As for virtual vs physical resources and interrupts, part of the
purpose of vfio is to abstract a device into basic components.  It's up
to the bus driver how accesses to each space map to the physical
device.  Take for instance PCI config space, the existing vfio-pci
driver emulates some portions of config space for the user.

> Questions:
> 
>         [1] For VFIO No-IOMMU mode (!iommu_present), I saw it was reverted
>             in upstream ae5515d66362(Revert: "vfio: Include No-IOMMU mode").
>             In my opinion, vfio_type2 doesn't rely on it to support No-IOMMU
>             case, instead it needs a new implementation which fits both
>             w/ and w/o IOMMU. Is this correct?
> 

vfio no-iommu has also been re-added for v4.5 (03a76b60f8ba), this was
simply a case that the kernel development outpaced the intended user
and I didn't want to commit to the user api changes until it had been
completely vetted.  In any case, vgpu should have no dependency
whatsoever on no-iommu.  As above, I think vgpu should create virtual
devices and add them to an iommu group, similar to how no-iommu does,
but without the kernel tainting because you are actually providing
isolation through other means than a system iommu.

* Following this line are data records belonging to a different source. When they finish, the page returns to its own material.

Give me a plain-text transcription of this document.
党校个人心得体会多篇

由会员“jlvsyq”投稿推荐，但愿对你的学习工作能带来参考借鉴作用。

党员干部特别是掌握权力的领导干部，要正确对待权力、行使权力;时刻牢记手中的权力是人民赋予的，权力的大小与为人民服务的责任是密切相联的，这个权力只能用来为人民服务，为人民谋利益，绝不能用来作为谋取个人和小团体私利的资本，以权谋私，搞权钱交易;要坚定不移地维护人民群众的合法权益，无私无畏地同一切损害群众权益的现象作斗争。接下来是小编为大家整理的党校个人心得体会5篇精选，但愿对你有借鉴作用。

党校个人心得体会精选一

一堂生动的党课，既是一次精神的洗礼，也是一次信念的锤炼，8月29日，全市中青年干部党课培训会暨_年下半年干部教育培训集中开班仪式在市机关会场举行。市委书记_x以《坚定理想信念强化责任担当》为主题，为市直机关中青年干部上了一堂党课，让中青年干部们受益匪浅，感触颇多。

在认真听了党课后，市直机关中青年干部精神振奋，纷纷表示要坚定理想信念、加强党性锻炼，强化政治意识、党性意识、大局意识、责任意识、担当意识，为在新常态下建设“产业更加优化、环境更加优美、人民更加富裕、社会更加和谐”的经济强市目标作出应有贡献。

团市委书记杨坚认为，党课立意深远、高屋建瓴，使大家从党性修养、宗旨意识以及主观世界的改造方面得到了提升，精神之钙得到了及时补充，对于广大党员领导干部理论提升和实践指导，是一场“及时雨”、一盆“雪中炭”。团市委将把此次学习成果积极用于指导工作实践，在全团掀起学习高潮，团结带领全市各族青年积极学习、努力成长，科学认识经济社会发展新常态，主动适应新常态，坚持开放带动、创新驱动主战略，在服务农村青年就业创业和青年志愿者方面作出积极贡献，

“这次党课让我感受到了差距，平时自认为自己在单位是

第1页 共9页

> For things not mentioned above, we might have them discussed in
> other threads, or temporarily maintained in a TODO list (we might get
> back to them after the big picture get agreed):
> 
> 
>         - How to expose guest framebuffer via VFIO for SPICE;

Potentially through a new, device specific region, which I think can be
done within the existing vfio API.  The API can already expose an
arbitrary number of regions to the user, it's just a matter of how we
tell the user the purpose of a region index beyond the fixed set we map
to PCI resources.

>         - How to avoid double translation with two-stage: GTT + IOMMU,
>           whether identity map is possible, and if yes, how to make it
>           more effectively;
> 
>         - Application acceleration
>           You mentioned that with VFIO, a vGPU may be used by
>           applications to get GPU acceleration. It's a potential
>           opportunity to use vGPU for container usage, worthy of
>           further investigation.

Yes, interesting topics.  Thanks,

Alex